The first source I linked in post number four addresses what you are talking about and goes more in depth on the issue.
I think it would be most useful for you to provide any sources here in the discussion rather than in a direct message.
It is very important that women of color are not excluded from the category of “women” in this discussion. Until their pay is equal to that of white men, there is no “equalization” in the workforce.
I'm not going to track down all the sources right away just for this thread.
This is highly politicized, and the amount of false information in the real world isn't an accident. But I know how and why those numbers should be corrected. It's what I did for a living before I got into IT (not a coincidence - even then we needed computers to do the "statistical heavy lifting").
I already explained at an "AF-appropriate level" how the raw data is being selectively presented to support biased conclusions. And what should be done to provide an accurate picture.

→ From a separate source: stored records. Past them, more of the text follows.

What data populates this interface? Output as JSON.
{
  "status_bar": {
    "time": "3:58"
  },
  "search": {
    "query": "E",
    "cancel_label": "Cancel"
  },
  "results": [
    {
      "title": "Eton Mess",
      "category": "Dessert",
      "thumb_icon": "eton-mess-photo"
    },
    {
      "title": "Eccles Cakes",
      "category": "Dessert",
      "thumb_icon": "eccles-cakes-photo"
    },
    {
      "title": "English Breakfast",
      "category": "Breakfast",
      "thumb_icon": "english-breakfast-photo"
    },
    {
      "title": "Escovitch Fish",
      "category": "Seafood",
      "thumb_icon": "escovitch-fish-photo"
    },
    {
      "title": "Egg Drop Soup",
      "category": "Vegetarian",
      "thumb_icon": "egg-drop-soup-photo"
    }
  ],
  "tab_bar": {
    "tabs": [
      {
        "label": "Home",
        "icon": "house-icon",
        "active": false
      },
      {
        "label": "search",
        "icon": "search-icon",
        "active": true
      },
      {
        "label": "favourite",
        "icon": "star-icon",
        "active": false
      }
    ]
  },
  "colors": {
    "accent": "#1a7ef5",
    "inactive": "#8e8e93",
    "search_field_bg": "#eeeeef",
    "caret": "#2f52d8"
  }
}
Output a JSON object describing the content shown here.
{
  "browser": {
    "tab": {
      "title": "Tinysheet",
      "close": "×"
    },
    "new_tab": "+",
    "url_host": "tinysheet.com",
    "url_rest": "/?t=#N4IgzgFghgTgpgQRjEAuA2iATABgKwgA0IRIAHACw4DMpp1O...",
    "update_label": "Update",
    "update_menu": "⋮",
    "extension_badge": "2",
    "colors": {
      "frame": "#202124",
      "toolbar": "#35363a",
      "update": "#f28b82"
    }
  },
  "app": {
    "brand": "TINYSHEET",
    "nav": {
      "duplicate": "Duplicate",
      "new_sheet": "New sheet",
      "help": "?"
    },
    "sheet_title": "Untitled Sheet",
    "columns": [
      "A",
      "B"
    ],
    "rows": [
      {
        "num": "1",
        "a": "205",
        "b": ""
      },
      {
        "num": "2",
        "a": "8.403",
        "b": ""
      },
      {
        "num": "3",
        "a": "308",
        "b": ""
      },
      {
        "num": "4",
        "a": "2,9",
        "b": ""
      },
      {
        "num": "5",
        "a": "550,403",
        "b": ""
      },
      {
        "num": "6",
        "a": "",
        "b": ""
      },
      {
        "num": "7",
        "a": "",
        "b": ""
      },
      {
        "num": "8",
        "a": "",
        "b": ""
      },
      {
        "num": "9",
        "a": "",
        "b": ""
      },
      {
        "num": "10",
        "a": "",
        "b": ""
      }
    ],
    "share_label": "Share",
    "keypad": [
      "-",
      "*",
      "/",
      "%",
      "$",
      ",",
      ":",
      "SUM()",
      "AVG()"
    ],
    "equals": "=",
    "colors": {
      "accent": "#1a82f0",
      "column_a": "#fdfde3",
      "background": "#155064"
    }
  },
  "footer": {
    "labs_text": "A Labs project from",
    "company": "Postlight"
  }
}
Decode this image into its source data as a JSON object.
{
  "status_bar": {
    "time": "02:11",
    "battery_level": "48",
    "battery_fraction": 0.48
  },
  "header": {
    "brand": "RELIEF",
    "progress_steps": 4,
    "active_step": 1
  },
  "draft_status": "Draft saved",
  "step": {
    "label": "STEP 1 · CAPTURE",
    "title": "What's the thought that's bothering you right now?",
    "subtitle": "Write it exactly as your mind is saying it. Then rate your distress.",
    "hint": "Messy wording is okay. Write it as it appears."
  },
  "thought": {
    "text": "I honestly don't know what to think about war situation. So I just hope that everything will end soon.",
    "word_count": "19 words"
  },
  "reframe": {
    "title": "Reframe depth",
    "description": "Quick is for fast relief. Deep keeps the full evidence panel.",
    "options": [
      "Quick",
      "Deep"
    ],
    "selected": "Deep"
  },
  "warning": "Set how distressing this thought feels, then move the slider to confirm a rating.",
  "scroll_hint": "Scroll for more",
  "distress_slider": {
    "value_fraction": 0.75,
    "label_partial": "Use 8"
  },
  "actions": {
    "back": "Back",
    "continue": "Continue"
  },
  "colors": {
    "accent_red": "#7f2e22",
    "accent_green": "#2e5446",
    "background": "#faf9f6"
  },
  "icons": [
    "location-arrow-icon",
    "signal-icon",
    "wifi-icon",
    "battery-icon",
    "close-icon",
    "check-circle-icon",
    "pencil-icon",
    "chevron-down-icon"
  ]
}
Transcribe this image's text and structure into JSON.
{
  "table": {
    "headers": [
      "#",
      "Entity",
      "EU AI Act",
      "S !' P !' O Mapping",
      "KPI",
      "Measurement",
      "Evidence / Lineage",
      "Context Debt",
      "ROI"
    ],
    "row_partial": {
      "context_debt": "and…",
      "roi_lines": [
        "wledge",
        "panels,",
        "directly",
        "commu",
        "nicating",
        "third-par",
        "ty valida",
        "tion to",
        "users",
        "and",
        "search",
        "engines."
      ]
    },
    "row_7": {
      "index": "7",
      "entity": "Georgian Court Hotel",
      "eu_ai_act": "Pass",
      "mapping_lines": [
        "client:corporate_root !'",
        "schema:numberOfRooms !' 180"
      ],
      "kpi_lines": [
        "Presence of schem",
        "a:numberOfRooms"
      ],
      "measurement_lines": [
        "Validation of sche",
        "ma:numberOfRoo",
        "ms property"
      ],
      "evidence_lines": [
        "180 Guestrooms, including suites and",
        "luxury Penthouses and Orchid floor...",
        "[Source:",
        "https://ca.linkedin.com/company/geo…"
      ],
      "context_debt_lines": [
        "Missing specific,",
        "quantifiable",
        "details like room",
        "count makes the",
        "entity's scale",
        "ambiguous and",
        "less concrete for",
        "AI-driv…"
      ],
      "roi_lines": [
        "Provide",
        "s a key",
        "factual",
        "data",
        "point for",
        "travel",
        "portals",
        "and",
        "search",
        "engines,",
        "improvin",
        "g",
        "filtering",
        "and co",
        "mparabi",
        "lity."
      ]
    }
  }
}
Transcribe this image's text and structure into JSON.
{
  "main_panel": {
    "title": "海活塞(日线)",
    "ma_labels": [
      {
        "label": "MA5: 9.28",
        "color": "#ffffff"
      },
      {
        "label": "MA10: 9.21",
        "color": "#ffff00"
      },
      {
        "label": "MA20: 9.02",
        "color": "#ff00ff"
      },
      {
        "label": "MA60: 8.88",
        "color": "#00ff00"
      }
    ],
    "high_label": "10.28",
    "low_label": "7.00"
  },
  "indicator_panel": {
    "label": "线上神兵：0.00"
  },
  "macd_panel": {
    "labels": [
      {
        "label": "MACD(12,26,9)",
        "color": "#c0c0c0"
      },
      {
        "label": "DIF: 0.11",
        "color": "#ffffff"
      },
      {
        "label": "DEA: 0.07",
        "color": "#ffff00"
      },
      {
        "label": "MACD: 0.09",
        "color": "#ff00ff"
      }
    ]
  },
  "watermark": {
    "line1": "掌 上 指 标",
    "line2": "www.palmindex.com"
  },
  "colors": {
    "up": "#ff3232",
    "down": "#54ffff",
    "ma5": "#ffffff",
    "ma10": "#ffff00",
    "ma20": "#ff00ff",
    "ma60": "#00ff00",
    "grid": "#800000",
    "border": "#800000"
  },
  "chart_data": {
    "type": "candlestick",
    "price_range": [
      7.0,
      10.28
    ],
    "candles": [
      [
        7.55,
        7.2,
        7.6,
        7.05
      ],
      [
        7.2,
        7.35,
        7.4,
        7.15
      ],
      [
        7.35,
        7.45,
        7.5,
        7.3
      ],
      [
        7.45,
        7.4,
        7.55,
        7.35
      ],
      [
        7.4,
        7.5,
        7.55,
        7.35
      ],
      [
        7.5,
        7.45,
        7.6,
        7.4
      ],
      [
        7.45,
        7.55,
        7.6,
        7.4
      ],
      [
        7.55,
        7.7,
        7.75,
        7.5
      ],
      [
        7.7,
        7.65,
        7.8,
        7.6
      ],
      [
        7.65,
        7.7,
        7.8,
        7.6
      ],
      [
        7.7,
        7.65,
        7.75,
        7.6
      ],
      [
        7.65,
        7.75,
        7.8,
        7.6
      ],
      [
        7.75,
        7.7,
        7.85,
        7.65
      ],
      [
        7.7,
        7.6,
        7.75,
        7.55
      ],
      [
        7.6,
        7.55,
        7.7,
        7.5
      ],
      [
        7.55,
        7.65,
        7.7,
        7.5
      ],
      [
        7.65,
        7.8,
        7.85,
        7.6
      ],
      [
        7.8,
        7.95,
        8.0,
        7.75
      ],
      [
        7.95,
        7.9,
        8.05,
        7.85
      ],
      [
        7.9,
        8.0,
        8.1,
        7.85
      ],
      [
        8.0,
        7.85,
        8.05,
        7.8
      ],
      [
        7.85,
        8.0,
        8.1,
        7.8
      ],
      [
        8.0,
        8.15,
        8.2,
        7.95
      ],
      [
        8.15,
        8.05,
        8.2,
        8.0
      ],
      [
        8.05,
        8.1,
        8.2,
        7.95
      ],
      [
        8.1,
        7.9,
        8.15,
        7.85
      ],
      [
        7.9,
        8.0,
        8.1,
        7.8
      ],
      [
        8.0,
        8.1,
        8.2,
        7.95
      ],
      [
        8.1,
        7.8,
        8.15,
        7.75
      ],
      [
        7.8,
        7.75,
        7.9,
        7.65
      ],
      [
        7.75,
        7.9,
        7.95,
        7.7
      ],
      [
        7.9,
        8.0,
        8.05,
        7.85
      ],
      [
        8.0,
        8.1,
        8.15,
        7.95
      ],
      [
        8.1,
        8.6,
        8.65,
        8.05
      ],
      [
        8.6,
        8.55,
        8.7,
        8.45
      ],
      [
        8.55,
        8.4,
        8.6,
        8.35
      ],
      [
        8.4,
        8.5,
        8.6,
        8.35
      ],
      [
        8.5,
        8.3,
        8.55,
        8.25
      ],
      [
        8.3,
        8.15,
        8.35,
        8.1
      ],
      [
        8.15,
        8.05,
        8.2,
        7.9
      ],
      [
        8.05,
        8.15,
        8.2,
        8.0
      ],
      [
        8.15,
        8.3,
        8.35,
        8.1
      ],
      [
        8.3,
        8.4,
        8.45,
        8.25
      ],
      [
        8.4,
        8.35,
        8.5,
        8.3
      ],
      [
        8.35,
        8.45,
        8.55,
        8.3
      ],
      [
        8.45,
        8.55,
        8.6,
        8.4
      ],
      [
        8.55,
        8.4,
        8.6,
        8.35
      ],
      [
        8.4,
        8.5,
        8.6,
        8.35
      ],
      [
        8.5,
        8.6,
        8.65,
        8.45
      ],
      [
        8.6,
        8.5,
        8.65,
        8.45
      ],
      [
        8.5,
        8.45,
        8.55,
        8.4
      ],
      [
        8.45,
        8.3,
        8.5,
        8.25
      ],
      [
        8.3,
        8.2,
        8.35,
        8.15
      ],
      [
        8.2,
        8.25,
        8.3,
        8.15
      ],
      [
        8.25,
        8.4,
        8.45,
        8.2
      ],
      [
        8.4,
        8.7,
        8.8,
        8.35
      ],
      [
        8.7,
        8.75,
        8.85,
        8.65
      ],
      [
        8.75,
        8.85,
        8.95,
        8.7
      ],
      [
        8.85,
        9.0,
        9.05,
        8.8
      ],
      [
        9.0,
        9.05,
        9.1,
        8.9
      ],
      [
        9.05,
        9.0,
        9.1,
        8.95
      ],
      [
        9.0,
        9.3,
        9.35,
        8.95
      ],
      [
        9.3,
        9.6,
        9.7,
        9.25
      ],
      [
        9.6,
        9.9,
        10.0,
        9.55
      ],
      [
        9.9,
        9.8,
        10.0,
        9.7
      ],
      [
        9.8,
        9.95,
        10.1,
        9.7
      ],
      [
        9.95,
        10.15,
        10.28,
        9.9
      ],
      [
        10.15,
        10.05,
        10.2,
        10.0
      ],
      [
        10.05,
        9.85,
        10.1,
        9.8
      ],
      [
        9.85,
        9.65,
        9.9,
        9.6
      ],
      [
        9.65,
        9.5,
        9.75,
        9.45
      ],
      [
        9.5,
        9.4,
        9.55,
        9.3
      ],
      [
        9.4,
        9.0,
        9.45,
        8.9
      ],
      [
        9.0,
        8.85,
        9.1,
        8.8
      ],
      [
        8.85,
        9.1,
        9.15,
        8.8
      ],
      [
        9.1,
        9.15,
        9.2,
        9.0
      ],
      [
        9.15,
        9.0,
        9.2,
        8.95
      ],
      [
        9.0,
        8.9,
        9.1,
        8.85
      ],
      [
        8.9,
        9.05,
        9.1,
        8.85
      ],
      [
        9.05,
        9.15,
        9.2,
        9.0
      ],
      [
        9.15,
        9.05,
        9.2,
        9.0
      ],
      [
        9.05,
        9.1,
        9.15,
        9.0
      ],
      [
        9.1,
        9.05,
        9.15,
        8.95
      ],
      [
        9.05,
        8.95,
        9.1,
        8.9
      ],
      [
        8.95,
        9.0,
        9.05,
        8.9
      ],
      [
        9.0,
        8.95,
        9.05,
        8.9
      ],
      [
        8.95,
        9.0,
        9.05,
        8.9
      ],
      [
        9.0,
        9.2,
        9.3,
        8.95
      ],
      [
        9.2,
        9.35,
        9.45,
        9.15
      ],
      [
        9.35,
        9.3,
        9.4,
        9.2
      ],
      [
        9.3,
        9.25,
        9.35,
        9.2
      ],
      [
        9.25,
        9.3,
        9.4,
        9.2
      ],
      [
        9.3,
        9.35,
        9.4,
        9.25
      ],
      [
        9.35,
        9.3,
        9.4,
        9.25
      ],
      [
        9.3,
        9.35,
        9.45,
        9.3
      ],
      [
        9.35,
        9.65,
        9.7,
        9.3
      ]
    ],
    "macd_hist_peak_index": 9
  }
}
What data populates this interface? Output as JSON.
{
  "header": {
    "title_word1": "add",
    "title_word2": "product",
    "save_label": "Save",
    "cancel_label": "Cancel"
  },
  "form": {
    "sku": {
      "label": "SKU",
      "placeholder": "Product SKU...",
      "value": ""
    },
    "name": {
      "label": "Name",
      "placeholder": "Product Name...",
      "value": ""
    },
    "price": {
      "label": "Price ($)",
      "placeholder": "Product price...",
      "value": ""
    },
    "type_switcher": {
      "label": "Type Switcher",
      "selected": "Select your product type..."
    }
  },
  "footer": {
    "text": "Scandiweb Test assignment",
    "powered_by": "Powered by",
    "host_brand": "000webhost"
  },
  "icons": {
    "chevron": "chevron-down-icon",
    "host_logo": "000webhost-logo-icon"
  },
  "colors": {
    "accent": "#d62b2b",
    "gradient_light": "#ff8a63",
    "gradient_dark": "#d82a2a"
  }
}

Fortunately it's easy to find highly summarized corrected data (i.e. that the actual pay gap after correction is tiny - that claimed 80-odd percent becomes 99%).
So my facts are clear, and it's easy for anyone to verify.
It is very important that women of color are not excluded from the category of “women” in this discussion. Until their pay is equal to that of white men, there is no “equalization” in the workforce.
I didn't exclude WOCs. I mentioned them after you you played the 'Apex Fallacy" card, and moved the discussion from XX/XY to the the most extreme category (XX POC), with the embedded assumption that race is a causal factor rather than correlated with something else.
Until their pay is equal to that of white men, there is no “equalization” in the workforce.
You've selected (inappropriately) by race only. It's popular OFC, but it's not a "natural" categorization for income. Income is most easily predicted by education. Amusingly, education is a domain were white males have been genuinely oppressed in 21st century USA.
To usefully split by race under income, you need a separate rationale: you have to prove that most bias "under" income is due to "race". You can't, because it's not a direct cause: it's separately correlated with something else (see below).
Here's something to help frame it - but I suggest that discussing your approach to categorization further would become a different discussion, and perhaps should be a different thread.
So:
1. Using race is already an issue, because it's not the best predictor of economic success (education correlates better).
2. White males are not the best paid group even if you only select by race. 'Asian" and "Indian" are both higher up the median income scale.
NB: 'Asians" is a very broad category. Technically it includes the Indian sub-content too, but they are usually called 'South Asian".
Slice/dice the others by income and you find a skew towards Chinese, Japanese, and Korean genetics and culture).
3, If you exclude education by calling it a symptom, culture is a much better predictor of economic success than "race" (genetics). Which is apparently (**) visible if you split POC into the largest categories (US, African, Caribbean). This is good evidence that culture is a significant factor.
PS
OFC I'm aware that the meta-discussion in society as a whole about these things is closer to what you've presented. That doesn't make it correct though.
And there a "hard edge" to it. It's in the political space, so I won't discuss it here, but one thought:
In a healthy, growing economy, with a healthy political dialog, managing income disparities is not a "zero-sum-game. Higher earned incomes for every earner makes things better for everyone.
Suppressing one group to benefit another has the opposite effect. In both the political and the economic domains.
(**)
I've never seen raw data supporting the cultural differences between those three somewhat similar groups within the US, but I've heard/seen it mentioned often, and it's consistent with my personal experience.